Luis F. Linares López
La globalización ha sido presentada desde hace muchos años, por sus principales beneficiarios – el gran capital financiero y las empresas multinacionales – y sus corifeos, como una especie de fuerza de la naturaliza, indetenible, contra la que nada se puede hacer, excepto aceptarla con resignación y buscar cómo acomodarse a ella, para sacar algún beneficio o por lo menos sobrevivir.
Ciertamente hay países en desarrollo que, como China, se han beneficiado enormemente de ella, debido a que la deslocalización de la industria en los países desarrollados y en vías de desarrollo, la convirtieron en la fábrica del mundo. Pero este fenómeno no es nada nuevo, antes lo hicieron Japón, Corea y Taiwán. La diferencia es que Japón, en los años 60 del siglo pasado tenía 90 millones de habitantes, y Corea del Sur tenía 40 en los años 80, en tanto que China tenía poco más de 1,200 millones en 2000, con lo que su capacidad de absorber producción es infinitamente mayor a la de los originales tigres asiáticos.
Con excepción de los países nórdicos, que apostaron a la competitividad sin sacrificar a los trabajadores ni desmantelar el estado de bienestar, en el resto de países, la opción fue mantener la competitividad a toda costa, precarizando el empleo a través de la derogación o flexibilización de la legislación laboral – incluso para desvalorizarla se la llama despectivamente reglamentación – afirmando lisa y llanamente que la globalización tiene ganadores y perdedores. Se aplicaba la expresión “vae victis” ¿Ay, de los vencidos? La misma actitud de los promotores y defensores del ajuste estructural de los años 80: las reformas deben aplicarse cueste lo que cueste y le pese a quien le pese.
Un problema de entrada es que los ganadores fueron demasiado pocos y los perdedores fueron excesivamente muchos. Y se les dejó librados a su suerte o se les destinaron recursos irrisorios. Roberto Savio, el gran periodista ítalo-argentino, en un artículo sobre la abstención electoral de los jóvenes, menciona que en 2016 el gobierno de Italia destinó €20,000 millones al rescate de cuatro bancos y solo €2,000 millones para apoyar el empleo de los jóvenes, en un país donde el 40% de ellos no tiene trabajo. Y seguramente, la mayoría de los empleados están a tiempo parcial (la panacea identificada por nuestras creativas élites económicas) o en contratos a plazo determinado.

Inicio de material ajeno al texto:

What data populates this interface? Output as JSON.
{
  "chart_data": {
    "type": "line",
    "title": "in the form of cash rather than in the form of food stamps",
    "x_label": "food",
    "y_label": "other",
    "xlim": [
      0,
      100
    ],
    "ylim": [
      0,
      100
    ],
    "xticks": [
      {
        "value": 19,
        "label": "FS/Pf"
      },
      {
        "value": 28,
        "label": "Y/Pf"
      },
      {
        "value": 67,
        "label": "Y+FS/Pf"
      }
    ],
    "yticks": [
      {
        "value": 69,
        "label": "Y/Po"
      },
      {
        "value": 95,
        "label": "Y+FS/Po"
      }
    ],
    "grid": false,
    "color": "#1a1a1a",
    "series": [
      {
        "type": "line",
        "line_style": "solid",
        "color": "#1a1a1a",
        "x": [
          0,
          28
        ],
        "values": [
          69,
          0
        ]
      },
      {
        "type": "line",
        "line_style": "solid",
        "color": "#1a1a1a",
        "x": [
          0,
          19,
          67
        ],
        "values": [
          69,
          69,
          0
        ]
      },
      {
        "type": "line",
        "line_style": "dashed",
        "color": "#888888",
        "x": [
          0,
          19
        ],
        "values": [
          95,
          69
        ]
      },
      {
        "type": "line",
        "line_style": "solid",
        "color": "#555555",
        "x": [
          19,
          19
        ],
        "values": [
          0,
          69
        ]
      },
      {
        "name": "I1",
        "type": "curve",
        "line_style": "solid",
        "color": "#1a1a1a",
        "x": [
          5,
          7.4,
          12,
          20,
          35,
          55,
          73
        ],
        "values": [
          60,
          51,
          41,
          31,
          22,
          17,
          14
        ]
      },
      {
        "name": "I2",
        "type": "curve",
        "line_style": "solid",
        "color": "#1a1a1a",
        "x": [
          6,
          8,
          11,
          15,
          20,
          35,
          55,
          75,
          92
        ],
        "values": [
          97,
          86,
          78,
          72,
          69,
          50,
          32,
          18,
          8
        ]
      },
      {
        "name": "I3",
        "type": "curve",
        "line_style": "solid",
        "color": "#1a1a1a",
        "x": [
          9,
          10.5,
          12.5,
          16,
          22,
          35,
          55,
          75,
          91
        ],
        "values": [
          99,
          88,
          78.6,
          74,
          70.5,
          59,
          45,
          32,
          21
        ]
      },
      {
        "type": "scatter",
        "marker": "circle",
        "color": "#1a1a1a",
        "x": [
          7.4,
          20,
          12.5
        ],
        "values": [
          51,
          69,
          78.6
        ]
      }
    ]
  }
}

La izquierda democrática europea (representada principalmente por la social democracia) y el Partido Demócrata de Estados Unidos (vinculado históricamente con los sindicatos), abrazó abierta o solapadamente las tesis neoliberales al mismo tiempo que se volcó a favor de las causas “progres” – matrimonio homosexual, despenalización del aborto, la ideología de género, el multiculturalismo – olvidándose de sus orígenes y de su base social, así como de la centralidad de los derechos de los trabajadores para garantizar una sociedad donde el bienestar sea la norma y no la excepción. Esta es una de las causas principales del apoyo que obtuvo Trump en el “cinturón del óxido” o Le Pen en regiones afectadas por la desindustrialización, como Alsacia y Lorena.
De la mayor preocupación por los mercados y el desdén por los intereses de la población surge el malestar contra la globalización, o malestar en la globalización, como se titula una célebre obra de Joseph Stiglitz, premio Nobel de Economía de 2001. Globalización que profundizó las brechas entre países ricos y países pobres y aumentó la desigualdad en todos los países, ricos y pobres. Esa globalización, que si sigue conducida como hasta ahora – según afirma Stiglitz – “no solo fracasará en la promoción del desarrollo, sino que seguirá generando pobreza” y el malestar contra ella aumentará. El mismo año que se publicó la obra de Stiglitz, el respetado presidente de Alemania, Johannes Rau, afirmó en un igualmente célebre discurso que la globalización no es un fenómeno natural, que es obra de humanos, quienes la desearon y la hicieron y por lo tanto “ellos mismos pueden alterarla, planificarla y llevarla por buen camino”.
En tanto eso no suceda. Mientras los gobiernos no dejen de ser marionetas de los grandes capitales y se decidan a buscar un equilibrio entre el mercado y la población; entre el afán de lucro y la necesidad de lograr o mantener la cohesión social, la puerta está abierta para las opciones demagógicas de izquierda o de derecha, pues los electores tienen poco o nada que perder. Solo la esperanza que, como dice el dicho, no llena, pero mantiene.